By Bert Koenders and Eric Solheim
GuardianJune 10, 2007
Many failed states like Burundi are still forgotten when it comes to development aid - and this neglect is increasing the risk of conflict.
"If we have learned anything from September 11," New York Times columnist Thomas Friedman rightly wrote, "it is that if you don't visit a bad neighbourhood, it will visit you." Yet, more than five years after that day of infamy, the international community is still not committing the resources needed to draw its failed or, to use a better term, fragile states into the mainstream of democracy and development. Recently, the Netherlands and Norway invited other rich countries to visit one of the world's most neglected neighbourhoods: the wretched, war-torn African country of Burundi, next door to more widely known Rwanda and afflicted by many of the same problems, including a legacy of genocide.
There are around 35 fragile states in the world. Burundi is one of them. In these states, conflict or corruption has eaten away at government's capacity to do the main thing its citizens expect it to do. Since the end of the cold war, the vast majority of international crises have been triggered by states unable and sometimes unwilling to uphold the rule of law. State failure in places like Somalia, Bosnia, Haiti and Afghanistan not only caused unspeakable human suffering at home, but also compromised the international order through international terrorism, regional wars and the mass exodus of refugees. Human rights and the international order are one reason why fragile states should top the world's agenda. International development is another. As a recent World Bank report pointed out, of all developing countries, fragile states are the least likely to achieve the millennium development goals. Home to a 10th of the developing world's population, they have accounted over the past few years for almost a third, not only of its extreme poverty but also of its infant mortality and primary school drop-out rates. And when development fails to take root, the seeds of war can germinate. Each percentage point fall in economic growth rates adds a percentage point to the risk of conflict.
Given what's at stake, has the international community risen to the occasion? In our view, the international effort up to now could be characterised as too little, but not yet too late. According to the latest figures from the Organisation for Economic Cooperation and Development, many fragile states are still forgotten states when it comes to development aid, their main source of development finance. As aid to other low-income countries has risen, fragile states have been left behind. One of these aid orphans is Burundi, a small country at the heart of Africa. Like its neighbour Rwanda, the pages of its history are stained with the blood spilled in a complicated conflict. The 1993 assassination of its first democratically elected president triggered yet another civil conflict, which lasted more than a decade and cost more than 250,000 lives. But after all this carnage - largely unnoticed by world opinion - there is now a historic opportunity to turn the page. Since the democratic elections of August 2005, President Nkurunziza has at long last brought some security to a chronically insecure country, even enabling him to lift the midnight-to-dawn curfew, which was in force for 13 years. Over the years other African countries, particularly the Regional Initiative under the leadership of South Africa, Tanzania and Uganda, have assisted the peace-process in Burundi, including a cease-fire agreement between the government and the last remaining rebel group of Burundi, the FNL, from September 2006.

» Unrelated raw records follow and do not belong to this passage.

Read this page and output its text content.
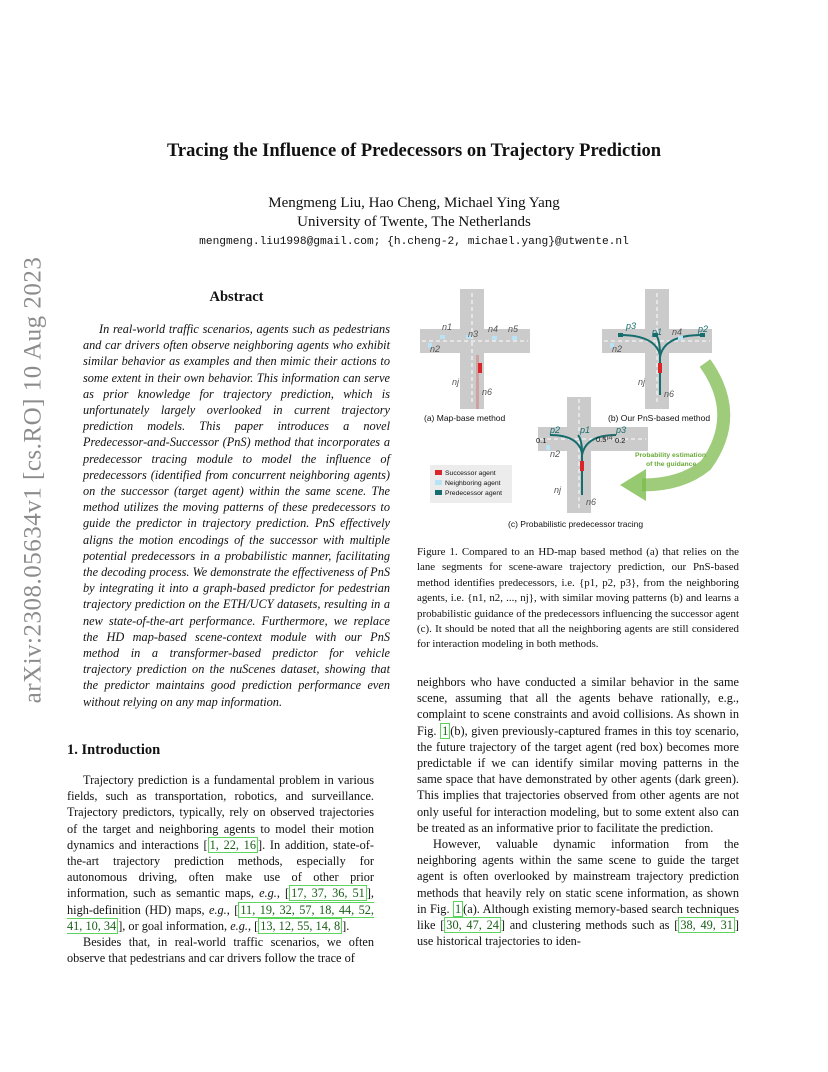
arXiv:2308.05634v1 [cs.RO] 10 Aug 2023
Tracing the Influence of Predecessors on Trajectory Prediction
Mengmeng Liu, Hao Cheng, Michael Ying Yang
University of Twente, The Netherlands
mengmeng.liu1998@gmail.com; {h.cheng-2, michael.yang}@utwente.nl
Abstract

In real-world traffic scenarios, agents such as pedestrians and car drivers often observe neighboring agents who exhibit similar behavior as examples and then mimic their actions to some extent in their own behavior. This information can serve as prior knowledge for trajectory prediction, which is unfortunately largely overlooked in current trajectory prediction models. This paper introduces a novel Predecessor-and-Successor (PnS) method that incorporates a predecessor tracing module to model the influence of predecessors (identified from concurrent neighboring agents) on the successor (target agent) within the same scene. The method utilizes the moving patterns of these predecessors to guide the predictor in trajectory prediction. PnS effectively aligns the motion encodings of the successor with multiple potential predecessors in a probabilistic manner, facilitating the decoding process. We demonstrate the effectiveness of PnS by integrating it into a graph-based predictor for pedestrian trajectory prediction on the ETH/UCY datasets, resulting in a new state-of-the-art performance. Furthermore, we replace the HD map-based scene-context module with our PnS method in a transformer-based predictor for vehicle trajectory prediction on the nuScenes dataset, showing that the predictor maintains good prediction performance even without relying on any map information.

1. Introduction

Trajectory prediction is a fundamental problem in various fields, such as transportation, robotics, and surveillance. Trajectory predictors, typically, rely on observed trajectories of the target and neighboring agents to model their motion dynamics and interactions [ 1, 22, 16 ]. In addition, state-of-the-art trajectory prediction methods, especially for autonomous driving, often make use of other prior information, such as semantic maps, e.g., [ 17, 37, 36, 51 ], high-definition (HD) maps, e.g., [ 11, 19, 32, 57, 18, 44, 52, 41, 10, 34 ], or goal information, e.g., [ 13, 12, 55, 14, 8 ].

Besides that, in real-world traffic scenarios, we often observe that pedestrians and car drivers follow the trace of

n1
n2
n3 n4 n5
n6
nj
(a) Map-base method
p3
p1	p2
n4
n2
nj
n6
(b) Our PnS-based method
Probability estimation
of the guidance
p2 p1	p3
0.1	0.5 0.2
n4
n2
nj
n6
Successor agent
Neighboring agent
Predecessor agent
(c) Probabilistic predecessor tracing
Figure 1. Compared to an HD-map based method (a) that relies on the lane segments for scene-aware trajectory prediction, our PnS-based method identifies predecessors, i.e. {p1, p2, p3}, from the neighboring agents, i.e. {n1, n2, ..., nj}, with similar moving patterns (b) and learns a probabilistic guidance of the predecessors influencing the successor agent (c). It should be noted that all the neighboring agents are still considered for interaction modeling in both methods.

neighbors who have conducted a similar behavior in the same scene, assuming that all the agents behave rationally, e.g., complaint to scene constraints and avoid collisions. As shown in Fig. 1 (b), given previously-captured frames in this toy scenario, the future trajectory of the target agent (red box) becomes more predictable if we can identify similar moving patterns in the same space that have demonstrated by other agents (dark green). This implies that trajectories observed from other agents are not only useful for interaction modeling, but to some extent also can be treated as an informative prior to facilitate the prediction.

However, valuable dynamic information from the neighboring agents within the same scene to guide the target agent is often overlooked by mainstream trajectory prediction methods that heavily rely on static scene information, as shown in Fig. 1 (a). Although existing memory-based search techniques like [ 30, 47, 24 ] and clustering methods such as [ 38, 49, 31 ] use historical trajectories to iden-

Now it is up to the rest of the world to build on that national and regional leadership and give Burundi the chance finally to emerge from fragility, as other African countries such as Uganda and Mozambique did before. Again, heart and head are pushing us in the same direction and urging us to engage more closely with fragile states. Impoverished Burundi would be a good place to start. With its work on Burundi, the UN's new peacebuilding commission has already garnered political commitment throughout the developed world. Now we need to make a financial commitment too. For all its fragility, the level of aid Burundi currently receives is still relatively low compared to its needs and its policy and institutional quality. With tough anticorruption controls tied to a $1.3bn aid package - only a dollar a head for the entire population of the developed world - we could finance a big push in good governance, sustainable development, security, education and the fight against HIV/Aids.
The recent aid conference in Burundi's capital Bujumbura, cosponsored by the Netherlands and Norway, triggered half that amount. While a positive outcome in principle, in practice that sum will only get Burundi halfway through the no man's land between war and peace. That is why in the coming period, we will continue our appeal to the donor community. Burundi's national motto is "unity, work and progress". Now that unity has finally been restored, Burundians are ready and able to work on progress. Let's work with them.